Eilish O’Regan: Every euro wasted is a betrayal of the vulnerable
EVERY euro wasted by the Health Service Executive (HSE) is a betrayal of the patients and other vulnerable groups who depend on it.
While it frequently boasts about the "savings" it has made in shedding staff, centralising services and cuts in perks, the reality is that serious weaknesses in financial controls still exist.
The virtue of these hard-hitting and thorough investigation reports is that they were drawn up by the HSE's own internal audit office.
It is performing an essential watchdog role on its own colleagues and systems. It is also the case that much good practice is uncovered.
Some of the lax controls are blamed on lack of adminsitrative staff, but there is also plenty of evidence of carelessness with taxpayers' money.
Primary care centres are hugely expensive and amount to a major financial undertaking.
But the unit of the HSE that deals in multi-millions has been found wanting.
The HSE has ongoing problems with its information technology systems, lapses which have been exposed again and again.
Much of these investigations took place last year when the HSE was announcing cuts in areas such as home help hours .
This year more rationing is under way, although it is being done in a covert way.
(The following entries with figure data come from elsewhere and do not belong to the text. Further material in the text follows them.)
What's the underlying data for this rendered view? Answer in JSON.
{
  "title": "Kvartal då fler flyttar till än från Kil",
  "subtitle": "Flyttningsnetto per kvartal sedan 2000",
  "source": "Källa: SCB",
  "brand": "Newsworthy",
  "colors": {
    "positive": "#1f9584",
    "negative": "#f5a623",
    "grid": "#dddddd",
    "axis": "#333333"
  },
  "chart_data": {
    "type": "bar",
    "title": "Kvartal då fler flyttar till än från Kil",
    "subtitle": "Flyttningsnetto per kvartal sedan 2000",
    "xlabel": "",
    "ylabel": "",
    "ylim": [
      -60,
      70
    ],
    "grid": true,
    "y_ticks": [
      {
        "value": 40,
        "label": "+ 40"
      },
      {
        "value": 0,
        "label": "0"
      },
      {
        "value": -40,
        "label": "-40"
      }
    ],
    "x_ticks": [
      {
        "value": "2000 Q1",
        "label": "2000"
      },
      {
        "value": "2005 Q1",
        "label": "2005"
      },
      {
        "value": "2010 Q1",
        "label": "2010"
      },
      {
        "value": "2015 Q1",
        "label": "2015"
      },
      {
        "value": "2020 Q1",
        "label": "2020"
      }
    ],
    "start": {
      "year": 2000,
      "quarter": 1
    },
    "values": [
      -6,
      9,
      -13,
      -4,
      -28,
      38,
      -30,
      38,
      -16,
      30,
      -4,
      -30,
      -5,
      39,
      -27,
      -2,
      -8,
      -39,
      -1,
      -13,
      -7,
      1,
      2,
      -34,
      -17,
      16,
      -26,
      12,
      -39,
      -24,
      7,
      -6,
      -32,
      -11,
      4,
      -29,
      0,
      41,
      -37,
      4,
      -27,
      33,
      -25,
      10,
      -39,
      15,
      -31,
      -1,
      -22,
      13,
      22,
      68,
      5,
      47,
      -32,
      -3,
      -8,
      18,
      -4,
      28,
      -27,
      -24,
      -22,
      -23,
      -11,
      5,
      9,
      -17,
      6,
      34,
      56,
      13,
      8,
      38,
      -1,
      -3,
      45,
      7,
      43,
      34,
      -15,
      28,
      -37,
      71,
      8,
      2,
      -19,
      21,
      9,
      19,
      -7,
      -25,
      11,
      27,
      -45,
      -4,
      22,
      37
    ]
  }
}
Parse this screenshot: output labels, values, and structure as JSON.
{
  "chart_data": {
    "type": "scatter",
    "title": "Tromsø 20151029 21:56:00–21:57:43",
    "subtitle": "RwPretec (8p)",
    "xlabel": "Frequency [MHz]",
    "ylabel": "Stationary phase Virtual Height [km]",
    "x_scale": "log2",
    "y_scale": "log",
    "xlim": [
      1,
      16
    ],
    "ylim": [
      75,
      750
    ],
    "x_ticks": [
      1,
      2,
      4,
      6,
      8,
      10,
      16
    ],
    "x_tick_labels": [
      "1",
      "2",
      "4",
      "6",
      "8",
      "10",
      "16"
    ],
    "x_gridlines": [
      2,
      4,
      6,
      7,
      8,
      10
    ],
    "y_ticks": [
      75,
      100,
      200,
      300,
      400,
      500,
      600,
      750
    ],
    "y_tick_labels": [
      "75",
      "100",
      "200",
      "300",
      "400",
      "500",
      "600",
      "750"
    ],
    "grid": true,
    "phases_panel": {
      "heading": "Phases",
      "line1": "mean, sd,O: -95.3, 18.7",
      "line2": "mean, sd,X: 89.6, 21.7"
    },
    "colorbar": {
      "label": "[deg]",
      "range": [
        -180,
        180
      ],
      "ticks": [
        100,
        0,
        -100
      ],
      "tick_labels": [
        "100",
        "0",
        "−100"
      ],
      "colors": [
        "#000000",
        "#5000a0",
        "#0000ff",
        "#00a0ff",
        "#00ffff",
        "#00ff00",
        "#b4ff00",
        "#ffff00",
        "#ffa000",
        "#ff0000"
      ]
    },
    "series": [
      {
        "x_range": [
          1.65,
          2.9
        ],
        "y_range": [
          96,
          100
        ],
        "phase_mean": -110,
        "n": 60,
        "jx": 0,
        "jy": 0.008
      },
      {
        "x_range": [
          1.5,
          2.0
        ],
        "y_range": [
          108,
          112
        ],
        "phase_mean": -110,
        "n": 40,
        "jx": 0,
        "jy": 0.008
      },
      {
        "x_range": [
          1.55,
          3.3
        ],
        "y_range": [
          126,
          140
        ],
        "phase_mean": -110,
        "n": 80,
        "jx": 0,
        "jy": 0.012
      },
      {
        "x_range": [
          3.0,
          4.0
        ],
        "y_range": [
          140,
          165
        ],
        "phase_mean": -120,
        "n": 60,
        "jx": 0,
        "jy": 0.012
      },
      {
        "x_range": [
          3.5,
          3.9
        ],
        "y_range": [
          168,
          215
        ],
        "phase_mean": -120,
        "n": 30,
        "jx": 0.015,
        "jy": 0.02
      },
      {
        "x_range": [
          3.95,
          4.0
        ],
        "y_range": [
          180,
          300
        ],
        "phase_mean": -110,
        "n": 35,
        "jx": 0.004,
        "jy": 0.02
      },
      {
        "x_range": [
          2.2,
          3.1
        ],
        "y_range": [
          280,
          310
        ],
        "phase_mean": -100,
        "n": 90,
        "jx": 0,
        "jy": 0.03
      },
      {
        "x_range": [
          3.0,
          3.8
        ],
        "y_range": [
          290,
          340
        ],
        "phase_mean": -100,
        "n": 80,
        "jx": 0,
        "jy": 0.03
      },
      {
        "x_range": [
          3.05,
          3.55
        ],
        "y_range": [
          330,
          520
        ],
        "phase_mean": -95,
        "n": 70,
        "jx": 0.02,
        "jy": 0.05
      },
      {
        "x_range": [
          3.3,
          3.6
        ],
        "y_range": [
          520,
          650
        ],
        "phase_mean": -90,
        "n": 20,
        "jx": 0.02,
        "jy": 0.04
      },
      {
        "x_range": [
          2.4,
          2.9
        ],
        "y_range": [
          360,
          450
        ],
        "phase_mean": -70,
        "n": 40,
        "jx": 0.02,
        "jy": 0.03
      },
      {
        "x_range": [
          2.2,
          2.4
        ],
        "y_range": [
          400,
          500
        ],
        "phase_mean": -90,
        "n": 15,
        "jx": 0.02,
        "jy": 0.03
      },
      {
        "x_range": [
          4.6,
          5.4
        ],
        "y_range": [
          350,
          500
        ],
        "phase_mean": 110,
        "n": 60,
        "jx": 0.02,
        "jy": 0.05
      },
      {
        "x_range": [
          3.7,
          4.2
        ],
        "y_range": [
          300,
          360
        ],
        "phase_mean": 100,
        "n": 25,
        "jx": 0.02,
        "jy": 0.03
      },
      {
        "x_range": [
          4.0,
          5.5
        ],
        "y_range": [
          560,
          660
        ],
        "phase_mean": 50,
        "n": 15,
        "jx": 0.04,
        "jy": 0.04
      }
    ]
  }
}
Despite denials by health officials, it is becoming more difficult for people on low incomes with serious illnesses, like cancer, to get discretionary medical cards.
Health Minister James Reilly and HSE official Laverne McGuinness were caught off guard at a recent Oireachtas Committee on health and children when they spoke of the increasing scrutiny the applications for these cards face.
Their removal is causing much distress to many people.
The HSE may have moved on from generous bonuses for managers and expensive travel that characterised its early years, but many of its basic systems still suffer wastage.
Until these are tackled, people who are at its mercy will lose out.